A liminar também suspendeu os efeitos financeiros do Termo de Parceria nº 001/2023 e de seus aditivos, impedindo novos repasses de dinheiro público à Oscip Exata.
A decisão foi proferida no âmbito de uma Ação Civil Pública apresentada pela 1ª Promotoria de Justiça de Rosário Oeste, por meio do promotor Lysandro Alberto Ledesma, contra o município e o prefeito.
Segundo o Ministério Público, a parceria estaria sendo utilizada de maneira irregular para contratar profissionais destinados a exercer funções permanentes da Prefeitura, substituindo o preenchimento de cargos por meio de concurso público.
Denúncia apontou atuação de Oscip em mais de 80% das atividades
A investigação começou após uma denúncia encaminhada à Ouvidoria do MPMT, segundo a qual mais de 80% das atividades municipais estariam sendo executadas por profissionais vinculados à Oscip.
As apurações também levantaram a suspeita da existência de um possível “funcionário fantasma”.

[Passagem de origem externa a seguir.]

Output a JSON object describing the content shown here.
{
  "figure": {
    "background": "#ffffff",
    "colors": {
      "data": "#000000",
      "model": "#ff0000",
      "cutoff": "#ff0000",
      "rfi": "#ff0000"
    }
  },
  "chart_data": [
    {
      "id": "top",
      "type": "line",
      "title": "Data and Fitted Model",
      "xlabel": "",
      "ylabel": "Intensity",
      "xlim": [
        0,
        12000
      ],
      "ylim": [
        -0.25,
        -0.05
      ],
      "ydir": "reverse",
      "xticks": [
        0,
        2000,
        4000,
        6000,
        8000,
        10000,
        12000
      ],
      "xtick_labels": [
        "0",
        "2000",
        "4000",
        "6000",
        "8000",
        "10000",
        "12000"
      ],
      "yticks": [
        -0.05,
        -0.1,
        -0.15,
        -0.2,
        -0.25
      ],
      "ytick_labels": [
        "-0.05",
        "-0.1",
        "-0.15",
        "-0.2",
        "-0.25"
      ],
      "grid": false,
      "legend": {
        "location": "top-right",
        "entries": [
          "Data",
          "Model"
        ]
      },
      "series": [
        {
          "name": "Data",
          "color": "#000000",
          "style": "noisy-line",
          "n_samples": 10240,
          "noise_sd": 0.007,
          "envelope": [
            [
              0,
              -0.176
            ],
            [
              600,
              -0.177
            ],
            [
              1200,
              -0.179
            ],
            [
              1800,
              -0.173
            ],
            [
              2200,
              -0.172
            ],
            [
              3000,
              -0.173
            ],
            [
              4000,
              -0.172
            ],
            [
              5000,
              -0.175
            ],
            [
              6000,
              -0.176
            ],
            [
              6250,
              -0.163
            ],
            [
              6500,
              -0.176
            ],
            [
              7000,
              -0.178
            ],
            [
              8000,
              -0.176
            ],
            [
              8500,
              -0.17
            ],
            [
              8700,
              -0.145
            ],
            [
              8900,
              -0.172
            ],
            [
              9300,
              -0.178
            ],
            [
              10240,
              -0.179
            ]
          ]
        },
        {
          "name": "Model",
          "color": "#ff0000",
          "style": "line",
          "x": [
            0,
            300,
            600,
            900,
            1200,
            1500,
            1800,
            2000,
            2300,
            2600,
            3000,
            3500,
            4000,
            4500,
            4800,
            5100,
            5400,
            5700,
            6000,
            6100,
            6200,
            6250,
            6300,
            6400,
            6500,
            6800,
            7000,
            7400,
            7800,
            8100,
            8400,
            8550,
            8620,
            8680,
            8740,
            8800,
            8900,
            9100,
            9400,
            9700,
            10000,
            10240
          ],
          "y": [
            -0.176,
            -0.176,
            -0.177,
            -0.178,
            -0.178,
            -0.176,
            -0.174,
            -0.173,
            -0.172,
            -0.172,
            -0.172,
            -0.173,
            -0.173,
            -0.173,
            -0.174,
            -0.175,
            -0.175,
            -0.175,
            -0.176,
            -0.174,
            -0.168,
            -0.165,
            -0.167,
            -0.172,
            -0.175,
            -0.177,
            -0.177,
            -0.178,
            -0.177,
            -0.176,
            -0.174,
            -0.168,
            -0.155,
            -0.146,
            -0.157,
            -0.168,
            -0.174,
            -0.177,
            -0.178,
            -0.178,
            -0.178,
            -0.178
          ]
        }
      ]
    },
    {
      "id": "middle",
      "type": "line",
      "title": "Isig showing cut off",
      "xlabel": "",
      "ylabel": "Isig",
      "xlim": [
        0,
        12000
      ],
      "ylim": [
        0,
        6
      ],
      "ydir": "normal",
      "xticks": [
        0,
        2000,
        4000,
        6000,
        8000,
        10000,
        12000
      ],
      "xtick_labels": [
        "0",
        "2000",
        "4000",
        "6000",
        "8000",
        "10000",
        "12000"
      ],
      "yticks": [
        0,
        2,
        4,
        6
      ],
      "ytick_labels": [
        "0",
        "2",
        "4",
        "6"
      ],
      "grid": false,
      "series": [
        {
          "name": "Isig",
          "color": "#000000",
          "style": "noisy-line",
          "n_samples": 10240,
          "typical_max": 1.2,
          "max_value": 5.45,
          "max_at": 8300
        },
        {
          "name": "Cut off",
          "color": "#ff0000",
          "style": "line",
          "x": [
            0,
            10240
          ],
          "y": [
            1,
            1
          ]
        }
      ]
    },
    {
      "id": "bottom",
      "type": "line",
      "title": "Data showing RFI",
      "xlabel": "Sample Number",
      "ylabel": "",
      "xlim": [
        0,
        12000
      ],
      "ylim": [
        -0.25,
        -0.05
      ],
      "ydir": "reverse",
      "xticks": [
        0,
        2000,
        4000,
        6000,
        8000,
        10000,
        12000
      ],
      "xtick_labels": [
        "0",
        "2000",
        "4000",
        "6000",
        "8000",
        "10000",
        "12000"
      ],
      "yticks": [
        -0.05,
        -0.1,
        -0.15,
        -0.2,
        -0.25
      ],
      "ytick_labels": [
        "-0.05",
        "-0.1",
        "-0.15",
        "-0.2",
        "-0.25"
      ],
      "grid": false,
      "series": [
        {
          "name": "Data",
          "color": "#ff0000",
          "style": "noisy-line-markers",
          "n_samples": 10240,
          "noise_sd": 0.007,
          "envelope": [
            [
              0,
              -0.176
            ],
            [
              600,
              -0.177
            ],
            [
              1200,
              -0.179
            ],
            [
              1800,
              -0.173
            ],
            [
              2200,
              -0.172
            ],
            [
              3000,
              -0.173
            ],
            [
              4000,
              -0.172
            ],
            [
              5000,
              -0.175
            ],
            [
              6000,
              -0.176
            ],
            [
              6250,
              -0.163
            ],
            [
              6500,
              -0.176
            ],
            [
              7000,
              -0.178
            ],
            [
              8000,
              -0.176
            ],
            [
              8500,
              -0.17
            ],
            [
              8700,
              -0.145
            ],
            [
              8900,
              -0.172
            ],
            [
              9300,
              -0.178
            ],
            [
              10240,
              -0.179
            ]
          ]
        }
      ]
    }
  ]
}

Durante as diligências, o Ministério Público identificou indícios de que um colaborador registrado pela entidade não exerceria efetivamente as funções atribuídas a ele, embora mantivesse folha de ponto sem registros de frequência.
Recomendações não foram acatadas
Em novembro de 2025, o MPMT havia expedido recomendação para que o Termo de Parceria fosse rescindido e um concurso público fosse realizado.
Já em março de 2026, foi elaborada uma minuta de Termo de Ajustamento de Conduta (TAC) que previa a rescisão da parceria, o encerramento dos contratos realizados por meio da Oscip e a realização de concurso público no prazo de até 90 dias.
Conforme o Ministério Público, a administração municipal não aderiu à proposta nem acatou as recomendações.
Profissionais atuavam em áreas essenciais
De acordo com o promotor Lysandro Alberto Ledesma, a Oscip passou a fornecer profissionais para áreas consideradas estratégicas da administração municipal, incluindo saúde, educação, assistência social, agricultura e administração.
Entre os profissionais estavam médicos, técnicos de enfermagem, motoristas, assistentes odontológicos, guardas, auxiliares administrativos e coordenadores.
Para o Ministério Público, a utilização desses profissionais caracteriza terceirização de atividades-fim da administração pública e viola a exigência constitucional de realização de concurso público para o preenchimento de cargos permanentes.
MP aponta possíveis irregularidades financeiras
A ação também cita possíveis irregularidades na execução financeira da parceria.
Entre os problemas apontados estão uma taxa de administração de aproximadamente R$ 149,8 mil mensais, despesas acima do limite previsto no contrato sem a localização de aditivo formal, ausência de prestação de contas regular e de auditoria independente, além da falta de plano de trabalho com metas e indicadores.
O Ministério Público estima ainda um possível dano aos cofres públicos entre R$ 5,39 milhões e R$ 5,46 milhões.
“O que se vê é que a ‘parceria’ foi celebrada com a finalidade de burlar a Lei de Responsabilidade Fiscal, deixando de adotar as medidas nela impostas e pela Constituição Federal, no que tange à responsabilização dos mencionados limites da Lei de Responsabilidade Fiscal, bem como com a finalidade de efetivar a terceirização de pessoal para a prestação de serviços públicos, alguns deles de atividade-meio e, a grande maioria, de atividades-fim da Administração Pública, burlando, assim, o princípio constitucional do concurso público”, argumentou o promotor ao propor a ação.
Com a liminar, a Prefeitura fica impedida de celebrar novas parcerias com Oscips para terceirizar atividades permanentes e finalísticas, enquanto deverá adotar medidas para garantir a continuidade dos serviços públicos essenciais.
Processo: 1001307-82.2026.8.11.0032.